Prior to eliminating plastic bottles, the cafeteria produced an immense amount of plastic waste. If every person who eats in the cafeteria took one plastic water bottle every day, the school would waste over 1,400 plastic water bottles every day and 250,000 plastic water bottles (or 6,000 pounds of plastic) per year. Our planet is already overrun by plastic. Why shouldn’t school take action when there is a clear, easy solution?
I have heard a lot of students say that plastic water bottles are not harmful if they recycle them. This statement could not be further from the truth. Not everyone at the school throws their plastic water bottles in the recycling bin because it is less convenient to find recycling bins. When you throw a plastic bottle into the recycling, you probably assume that it will get recycled. Wrong. According to Smithsonian Magazine, out of the 40 million tons of plastic waste generated by the U.S. in 2021, only five to six percent, or two million tons, was recycled; about 85 percent went to landfills and 10 percent was burned.
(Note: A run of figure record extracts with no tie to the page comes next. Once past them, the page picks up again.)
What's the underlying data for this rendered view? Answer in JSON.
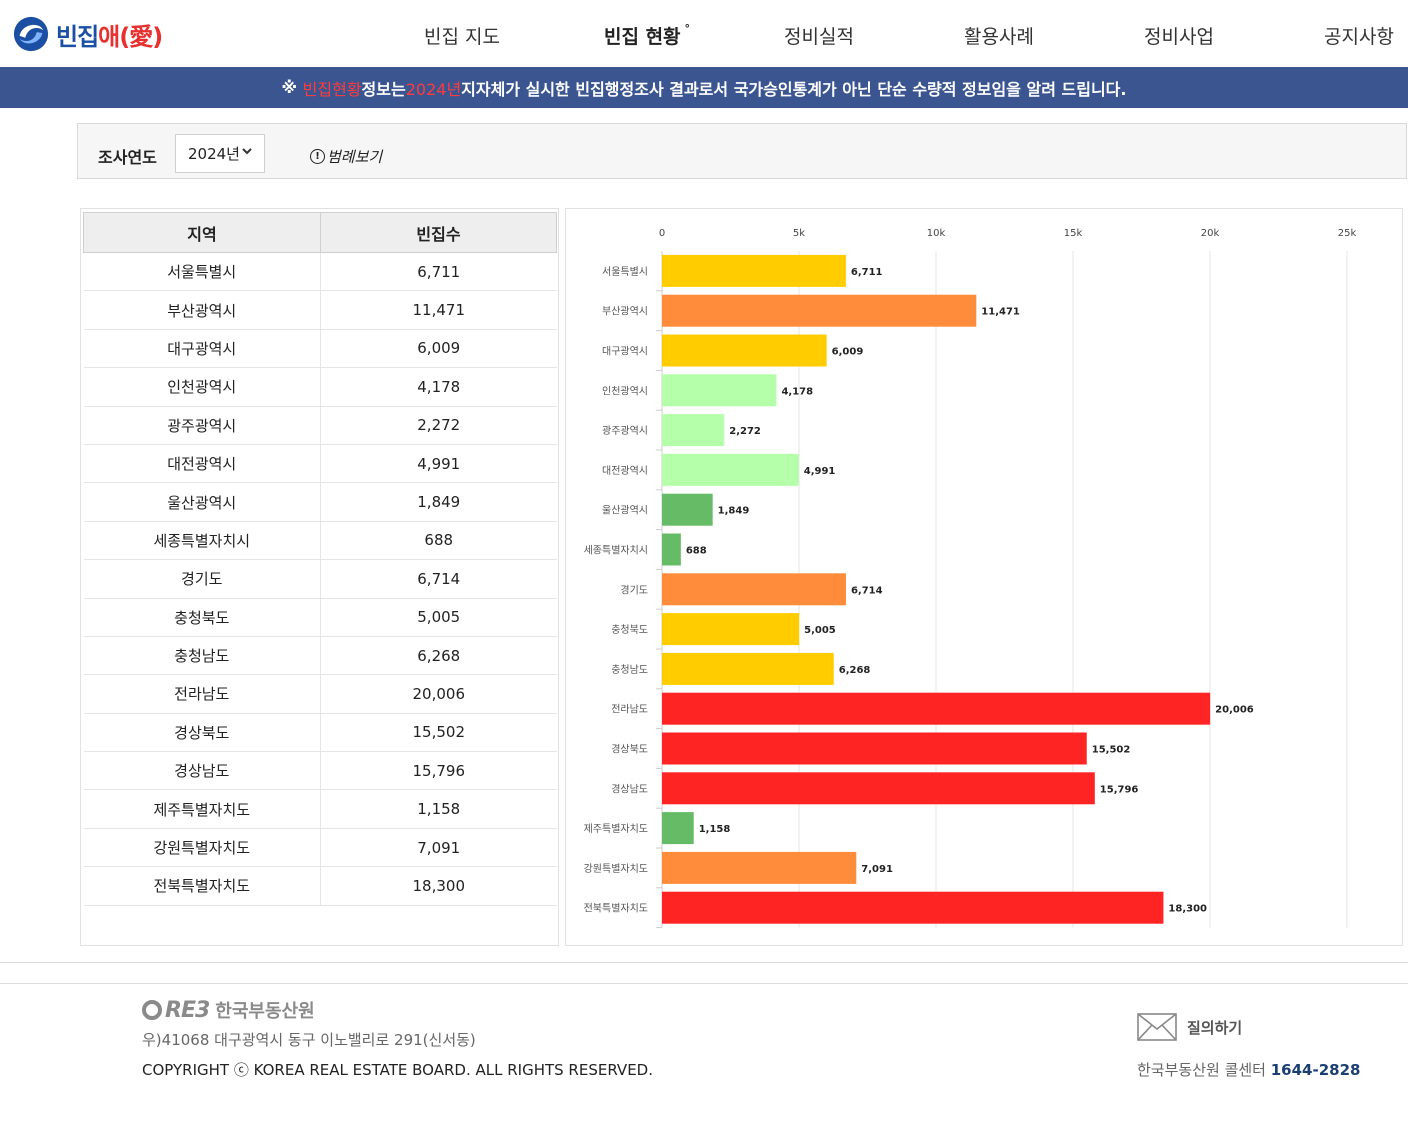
{
  "header": {
    "logo": {
      "main": "빈집",
      "accent": "애",
      "paren_open": "(",
      "heart": "愛",
      "paren_close": ")"
    },
    "nav": [
      {
        "label": "빈집 지도",
        "active": false
      },
      {
        "label": "빈집 현황",
        "active": true,
        "marker": "°"
      },
      {
        "label": "정비실적",
        "active": false
      },
      {
        "label": "활용사례",
        "active": false
      },
      {
        "label": "정비사업",
        "active": false
      },
      {
        "label": "공지사항",
        "active": false
      }
    ]
  },
  "notice": {
    "prefix": "※ ",
    "hl1": "빈집현황",
    "mid1": " 정보는 ",
    "hl2": "2024년",
    "rest": " 지자체가 실시한 빈집행정조사 결과로서 국가승인통계가 아닌 단순 수량적 정보임을 알려 드립니다."
  },
  "filter": {
    "label": "조사연도",
    "year": "2024년",
    "legend_link": "범례보기"
  },
  "table": {
    "headers": [
      "지역",
      "빈집수"
    ]
  },
  "chart_data": {
    "type": "bar",
    "orientation": "horizontal",
    "categories": [
      "서울특별시",
      "부산광역시",
      "대구광역시",
      "인천광역시",
      "광주광역시",
      "대전광역시",
      "울산광역시",
      "세종특별자치시",
      "경기도",
      "충청북도",
      "충청남도",
      "전라남도",
      "경상북도",
      "경상남도",
      "제주특별자치도",
      "강원특별자치도",
      "전북특별자치도"
    ],
    "values": [
      6711,
      11471,
      6009,
      4178,
      2272,
      4991,
      1849,
      688,
      6714,
      5005,
      6268,
      20006,
      15502,
      15796,
      1158,
      7091,
      18300
    ],
    "value_labels": [
      "6,711",
      "11,471",
      "6,009",
      "4,178",
      "2,272",
      "4,991",
      "1,849",
      "688",
      "6,714",
      "5,005",
      "6,268",
      "20,006",
      "15,502",
      "15,796",
      "1,158",
      "7,091",
      "18,300"
    ],
    "colors": [
      "#ffcc00",
      "#ff8c3a",
      "#ffcc00",
      "#b5ffaa",
      "#b5ffaa",
      "#b5ffaa",
      "#66bb66",
      "#66bb66",
      "#ff8c3a",
      "#ffcc00",
      "#ffcc00",
      "#ff2424",
      "#ff2424",
      "#ff2424",
      "#66bb66",
      "#ff8c3a",
      "#ff2424"
    ],
    "x_ticks": [
      0,
      5000,
      10000,
      15000,
      20000,
      25000
    ],
    "x_tick_labels": [
      "0",
      "5k",
      "10k",
      "15k",
      "20k",
      "25k"
    ],
    "xlim": [
      0,
      25000
    ],
    "grid": true
  },
  "footer": {
    "logo_reb": "RE3",
    "logo_org": "한국부동산원",
    "address": "우)41068 대구광역시 동구 이노밸리로 291(신서동)",
    "copyright": "COPYRIGHT ⓒ KOREA REAL ESTATE BOARD. ALL RIGHTS RESERVED.",
    "inquiry": "질의하기",
    "callcenter_label": "한국부동산원 콜센터 ",
    "callcenter_number": "1644-2828"
  }
}
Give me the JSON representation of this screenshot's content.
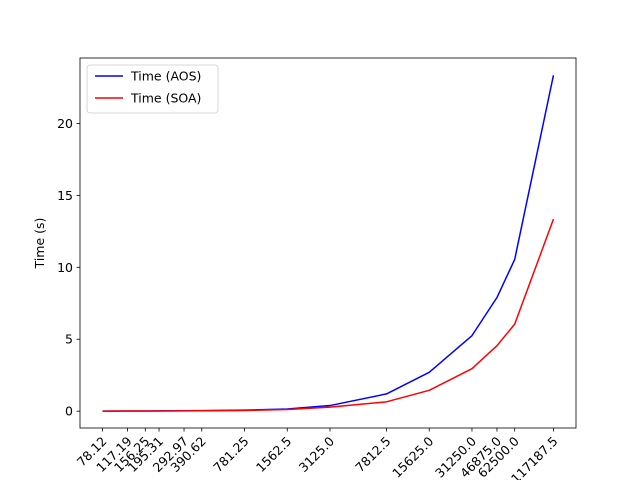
{
  "chart_data": {
    "type": "line",
    "title": "",
    "xlabel": "",
    "ylabel": "Time (s)",
    "x_scale": "log",
    "x": [
      78.12,
      117.19,
      156.25,
      195.31,
      292.97,
      390.62,
      781.25,
      1562.5,
      3125.0,
      7812.5,
      15625.0,
      31250.0,
      46875.0,
      62500.0,
      117187.5
    ],
    "x_tick_labels": [
      "78.12",
      "117.19",
      "156.25",
      "195.31",
      "292.97",
      "390.62",
      "781.25",
      "1562.5",
      "3125.0",
      "7812.5",
      "15625.0",
      "31250.0",
      "46875.0",
      "62500.0",
      "117187.5"
    ],
    "y_ticks": [
      0,
      5,
      10,
      15,
      20
    ],
    "ylim": [
      -1.17,
      24.55
    ],
    "grid": false,
    "legend_position": "top-left",
    "series": [
      {
        "name": "Time (AOS)",
        "color": "#0000ff",
        "values": [
          0.0,
          0.01,
          0.01,
          0.02,
          0.03,
          0.04,
          0.07,
          0.15,
          0.39,
          1.2,
          2.7,
          5.25,
          7.9,
          10.55,
          23.35
        ]
      },
      {
        "name": "Time (SOA)",
        "color": "#ff0000",
        "values": [
          0.0,
          0.01,
          0.01,
          0.01,
          0.02,
          0.03,
          0.05,
          0.12,
          0.28,
          0.65,
          1.45,
          2.95,
          4.55,
          6.05,
          13.35
        ]
      }
    ]
  }
}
Moreover, plastic can only be recycled so many times. Because the heating process shortens polymer chains, it degrades the plastic quality. PET plastic, used for water bottles, can only be recycled two to three times before its quality becomes too poor to reuse. Even if you thought that you did not add to the billions of tons of plastic waste by recycling your water bottle, you most likely were.
In place of the plastic Aquafina water bottles, the cafeteria now offers paper cups next to the water coolers. While paper is also a single-use material, paper is the easiest material to recycle, according to GreenMatters. Around 68 percent of recycled paper and cardboard is repurposed — an astonishing number compared to the five-percent plastic recycling rate. So, if you forget to bring a reusable water bottle to school, paper cups are a far more sustainable option than plastic water bottles.
A common complaint is that students forget their reusable water bottle and are thirsty throughout the day. To this, I don’t know what to say except just don’t forget. The fact that some students want plastic water bottles back because they forget their reusable ones shows just how much privilege they have. Bringing a reusable water bottle to school is not that hard — we all have one laying around our house — and we can make an effort to bring it with our notebooks and folders when we pack our backpacks the night before school. I have no doubt that within a couple of weeks, most students will get used to this change and carry a reusable water bottle around school.
The last complaint that I hear is that students are forced to drink unhealthier options, namely Snapple,, because they want to carry around a beverage with them for hydration. Again, everyone should bring a reusable water bottle to school. There are plenty of water fountains to keep our bottles filled and keep us hydrated.
The school has tried to eliminate plastic water bottles in the past by switching to aluminum. I thought we were finally moving forward in their sustainable practices during the canned-water era, but many students, including myself, complained about the water’s horrible metallic taste and the school reinstated plastic. There is no sustainable bottled alternative to plastic that the student body can get on board with — removing them altogether was the only option.
While removing the water bottles was an excellent first step, there is more to be done. I urge FLIK and the school to eliminate all single-use plastic in our cafeteria.